Die Spannung steigt im bayerischen Fußball, denn der Bayerische Fußball-Verband (BFV) hat am letzten Samstag die Relegationsspiele auf Verbandsebene ausgelost. Diese Entscheidung betrifft zahlreiche Mannschaften, die sich um den Aufstieg und den Klassenerhalt bemühen. Insbesondere für die Vereine in den Bayernligen und Landesligen stehen entscheidende Wochen bevor.
Wie Wochenblatt berichtet, kämpfen die Teams in zwei verschiedenen Relegationsbereichen: zur Regionalliga und zur Bayernliga. Bei der Regionalliga-Relegation werden vier Mannschaften, darunter die beiden Schlusslichter der Regionalliga und die Vizemeister der Bayernliga, um zwei Plätze kämpfen. Die Hinspiele sind bereits für Dienstag, den 19. Mai, und die Rückspiele für Freitag, den 22. Mai, angesetzt. Unerwartete Wendungen sind möglich, da der zweite Regionalliga-Relegant erst nach dem Ende der 2. Bundesliga feststeht, was das gesamte Thema spannend macht.
Relegation zur Bayernliga
Auch in der Bayernliga wird um die begehrten Plätze gefightet, wo insgesamt zehn Mannschaften, bestehend aus fünf Releganten der Bayernliga und fünf Vizemeistern der Landesligen, um fünf Plätze kämpfen. Die Hinspiele werden am Donnerstag, den 21. Mai, stattfinden und die Rückspiele am Pfingstmontag, den 25. Mai. Hier treffen in der Gruppe Süd unter anderem der RSV Wasserburg und der FC Sturm Hauzenberg aufeinander, während der TSV Seebach gegen den TSV Kottern antreten wird. Dies verspricht aufregende Spiele bis zur letzten Minute.
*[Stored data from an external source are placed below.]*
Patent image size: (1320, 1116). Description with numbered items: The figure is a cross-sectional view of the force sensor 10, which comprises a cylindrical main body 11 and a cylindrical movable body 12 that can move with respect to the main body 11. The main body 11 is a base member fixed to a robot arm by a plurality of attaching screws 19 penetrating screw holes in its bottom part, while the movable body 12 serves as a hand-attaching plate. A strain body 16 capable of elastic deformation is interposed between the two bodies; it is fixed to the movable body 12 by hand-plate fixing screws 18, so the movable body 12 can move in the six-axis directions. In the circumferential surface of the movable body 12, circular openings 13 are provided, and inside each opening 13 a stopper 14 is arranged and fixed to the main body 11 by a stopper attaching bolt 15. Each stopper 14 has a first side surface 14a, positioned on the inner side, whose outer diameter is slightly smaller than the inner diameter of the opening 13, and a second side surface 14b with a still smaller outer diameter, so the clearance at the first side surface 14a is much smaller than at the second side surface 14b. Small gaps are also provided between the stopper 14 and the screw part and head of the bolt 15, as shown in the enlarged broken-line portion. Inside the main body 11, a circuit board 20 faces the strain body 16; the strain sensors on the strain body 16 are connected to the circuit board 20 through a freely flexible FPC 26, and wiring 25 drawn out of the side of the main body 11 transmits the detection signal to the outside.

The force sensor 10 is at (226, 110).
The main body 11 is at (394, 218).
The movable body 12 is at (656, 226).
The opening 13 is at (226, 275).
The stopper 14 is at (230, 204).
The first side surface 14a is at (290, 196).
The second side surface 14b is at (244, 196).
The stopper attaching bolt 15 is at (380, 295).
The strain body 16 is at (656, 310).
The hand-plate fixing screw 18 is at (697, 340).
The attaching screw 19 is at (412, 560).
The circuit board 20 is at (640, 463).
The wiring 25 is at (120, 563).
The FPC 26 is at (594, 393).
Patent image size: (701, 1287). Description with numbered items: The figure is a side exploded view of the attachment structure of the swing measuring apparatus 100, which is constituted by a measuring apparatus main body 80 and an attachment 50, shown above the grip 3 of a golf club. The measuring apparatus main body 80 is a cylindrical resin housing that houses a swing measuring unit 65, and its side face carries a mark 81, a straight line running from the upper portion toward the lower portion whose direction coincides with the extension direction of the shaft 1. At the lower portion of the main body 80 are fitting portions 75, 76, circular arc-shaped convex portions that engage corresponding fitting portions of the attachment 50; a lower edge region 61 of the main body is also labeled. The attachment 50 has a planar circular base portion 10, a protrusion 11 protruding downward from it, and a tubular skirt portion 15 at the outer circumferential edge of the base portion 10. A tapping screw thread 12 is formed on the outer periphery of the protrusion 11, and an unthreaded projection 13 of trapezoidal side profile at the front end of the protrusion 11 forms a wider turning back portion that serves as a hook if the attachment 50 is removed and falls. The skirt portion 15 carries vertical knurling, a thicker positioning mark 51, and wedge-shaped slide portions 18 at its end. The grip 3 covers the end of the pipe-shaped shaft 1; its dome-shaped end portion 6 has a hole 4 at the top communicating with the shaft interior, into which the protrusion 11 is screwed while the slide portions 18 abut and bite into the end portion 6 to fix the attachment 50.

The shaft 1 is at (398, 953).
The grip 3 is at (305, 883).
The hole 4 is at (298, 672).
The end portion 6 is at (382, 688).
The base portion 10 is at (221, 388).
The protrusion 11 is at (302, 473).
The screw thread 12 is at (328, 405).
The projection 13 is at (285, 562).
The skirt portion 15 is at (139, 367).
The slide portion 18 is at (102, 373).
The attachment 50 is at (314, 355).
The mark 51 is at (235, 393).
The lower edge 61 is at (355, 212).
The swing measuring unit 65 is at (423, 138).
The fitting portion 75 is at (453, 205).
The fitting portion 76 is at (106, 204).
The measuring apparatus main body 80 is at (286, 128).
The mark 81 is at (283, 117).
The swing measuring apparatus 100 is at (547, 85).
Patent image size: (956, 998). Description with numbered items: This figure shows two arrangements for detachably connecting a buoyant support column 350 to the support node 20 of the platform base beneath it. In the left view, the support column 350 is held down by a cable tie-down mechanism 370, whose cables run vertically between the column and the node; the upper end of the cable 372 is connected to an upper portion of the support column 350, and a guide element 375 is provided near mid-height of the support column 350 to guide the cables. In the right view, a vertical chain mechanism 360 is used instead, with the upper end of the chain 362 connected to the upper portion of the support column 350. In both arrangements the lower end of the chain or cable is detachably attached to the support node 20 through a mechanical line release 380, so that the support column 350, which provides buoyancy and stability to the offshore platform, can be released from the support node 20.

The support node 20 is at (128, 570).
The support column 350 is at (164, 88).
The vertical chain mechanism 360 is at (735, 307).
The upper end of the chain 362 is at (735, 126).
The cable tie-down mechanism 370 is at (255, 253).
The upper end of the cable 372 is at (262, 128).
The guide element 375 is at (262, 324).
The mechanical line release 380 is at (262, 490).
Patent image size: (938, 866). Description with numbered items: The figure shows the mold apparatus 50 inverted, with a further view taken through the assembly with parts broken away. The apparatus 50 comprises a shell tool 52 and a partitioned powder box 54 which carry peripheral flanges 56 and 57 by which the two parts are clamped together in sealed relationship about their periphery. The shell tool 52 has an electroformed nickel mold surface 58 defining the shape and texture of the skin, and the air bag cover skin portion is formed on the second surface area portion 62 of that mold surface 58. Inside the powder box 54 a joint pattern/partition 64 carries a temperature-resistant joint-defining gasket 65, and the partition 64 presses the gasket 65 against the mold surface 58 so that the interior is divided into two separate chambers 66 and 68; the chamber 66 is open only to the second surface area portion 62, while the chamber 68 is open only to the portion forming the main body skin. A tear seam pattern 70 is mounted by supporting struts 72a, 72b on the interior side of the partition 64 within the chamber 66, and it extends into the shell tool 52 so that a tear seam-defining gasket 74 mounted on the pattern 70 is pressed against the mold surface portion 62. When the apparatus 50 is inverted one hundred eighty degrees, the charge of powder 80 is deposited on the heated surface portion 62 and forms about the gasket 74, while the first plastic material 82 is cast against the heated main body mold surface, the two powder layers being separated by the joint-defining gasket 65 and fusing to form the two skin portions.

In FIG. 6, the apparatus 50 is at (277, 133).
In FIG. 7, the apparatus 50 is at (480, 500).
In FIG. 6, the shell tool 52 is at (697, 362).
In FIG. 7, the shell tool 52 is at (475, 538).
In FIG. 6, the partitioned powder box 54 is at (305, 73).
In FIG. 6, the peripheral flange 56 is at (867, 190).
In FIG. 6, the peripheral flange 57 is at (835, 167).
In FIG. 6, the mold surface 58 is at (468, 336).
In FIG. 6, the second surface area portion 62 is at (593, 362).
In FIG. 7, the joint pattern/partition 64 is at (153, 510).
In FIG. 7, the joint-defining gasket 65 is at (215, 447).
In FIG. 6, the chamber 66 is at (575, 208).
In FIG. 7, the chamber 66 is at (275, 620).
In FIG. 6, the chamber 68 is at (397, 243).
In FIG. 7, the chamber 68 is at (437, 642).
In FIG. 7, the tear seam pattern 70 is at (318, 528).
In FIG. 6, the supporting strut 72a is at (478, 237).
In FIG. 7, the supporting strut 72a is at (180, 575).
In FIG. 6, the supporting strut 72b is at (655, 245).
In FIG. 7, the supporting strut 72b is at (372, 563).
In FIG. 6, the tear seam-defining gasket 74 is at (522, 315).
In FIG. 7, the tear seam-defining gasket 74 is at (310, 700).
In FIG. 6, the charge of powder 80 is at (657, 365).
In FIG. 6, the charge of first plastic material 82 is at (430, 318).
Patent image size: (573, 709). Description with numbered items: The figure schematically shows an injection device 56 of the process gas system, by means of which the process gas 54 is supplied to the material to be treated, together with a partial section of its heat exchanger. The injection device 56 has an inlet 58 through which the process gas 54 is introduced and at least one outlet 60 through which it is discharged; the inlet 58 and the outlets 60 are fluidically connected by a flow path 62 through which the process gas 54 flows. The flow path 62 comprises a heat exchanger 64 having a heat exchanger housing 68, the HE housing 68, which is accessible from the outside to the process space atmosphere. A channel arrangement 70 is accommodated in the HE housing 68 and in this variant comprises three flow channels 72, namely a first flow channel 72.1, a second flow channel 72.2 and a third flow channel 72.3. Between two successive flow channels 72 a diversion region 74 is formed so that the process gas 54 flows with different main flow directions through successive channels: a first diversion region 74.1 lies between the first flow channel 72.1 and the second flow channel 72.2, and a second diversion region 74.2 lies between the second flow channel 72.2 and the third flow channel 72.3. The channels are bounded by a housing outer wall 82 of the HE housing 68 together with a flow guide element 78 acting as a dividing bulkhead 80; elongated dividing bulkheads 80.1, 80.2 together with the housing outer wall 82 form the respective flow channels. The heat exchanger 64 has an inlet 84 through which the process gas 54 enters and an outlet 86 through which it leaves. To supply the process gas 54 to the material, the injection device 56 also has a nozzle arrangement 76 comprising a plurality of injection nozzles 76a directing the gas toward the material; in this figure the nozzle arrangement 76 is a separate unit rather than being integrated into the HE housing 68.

In dieser Saison gibt es einige Anpassungen in den Relegationsmodi. Laut fussballn.de müssen die beiden Letzten der Bayernliga sowie der schwächere Sechzehnte direkt absteigen, während der bessere Sechzehnte und die Plätze 14 und 15 in die Abstiegs-Relegation müssen. Insgesamt gibt es damit fünf Releganten, die sich jedem Landesliga-Zweiten zuordnen. Dies dürfte ein harter Wettkampf werden.
Klassenziel erreichen
Die Herausforderungen in der Relegation sind nicht zu unterschätzen, da die Verlierer der Spiele in die Landesliga absteigen. Während die Relegation zur Landesliga weniger Teams umfasst, ist auch hier die Konkurrenz groß. Insgesamt 24 Mannschaften werden in sechs regionalen Vierergruppen spielen, wobei die Sieger der zweiten Runde einen Platz in der Landesliga für die Saison 2026/27 ergattern können. Die erste Runde startet am Mittwoch, den 20. Mai, und bereits hier sind einige spannende Duelle geplant.
| Gruppe | Spiele |
|---|---|
| Nordwest | TuS Röllbach – SVG Steinachgrund, 1. FC Sand am Main – DJK Dampfach |
| Nordost | SV Mistelgau – 1. FC Lichtenfels, TSV Hirschaid – 1. FC Herzogenaurach |
| Mitte | SV Hahnbach – SV Etzenricht, SV Wenzenbach – SV Alesheim |
| Südost | FC Ergolding – FC Teisbach, FC Moosinning – SpVgg GW Deggendorf |
| Südwest | VfL Kaufering – FC Ehekirchen, VfR Neuburg/Donau – SSV Niedersonthofen |
| Süd | FC Aschheim – TSV Eintracht Karlsfeld, SV Planegg-Krailing – SV Dornach |
Wie bfv.de hervorhebt, wird nur der Sieger der zweiten Runde in die Landesliga aufsteigen. Damit haben die Teams noch einmal alles auf den Prüfstand zu stellen, was sie auf dem Platz draufhaben.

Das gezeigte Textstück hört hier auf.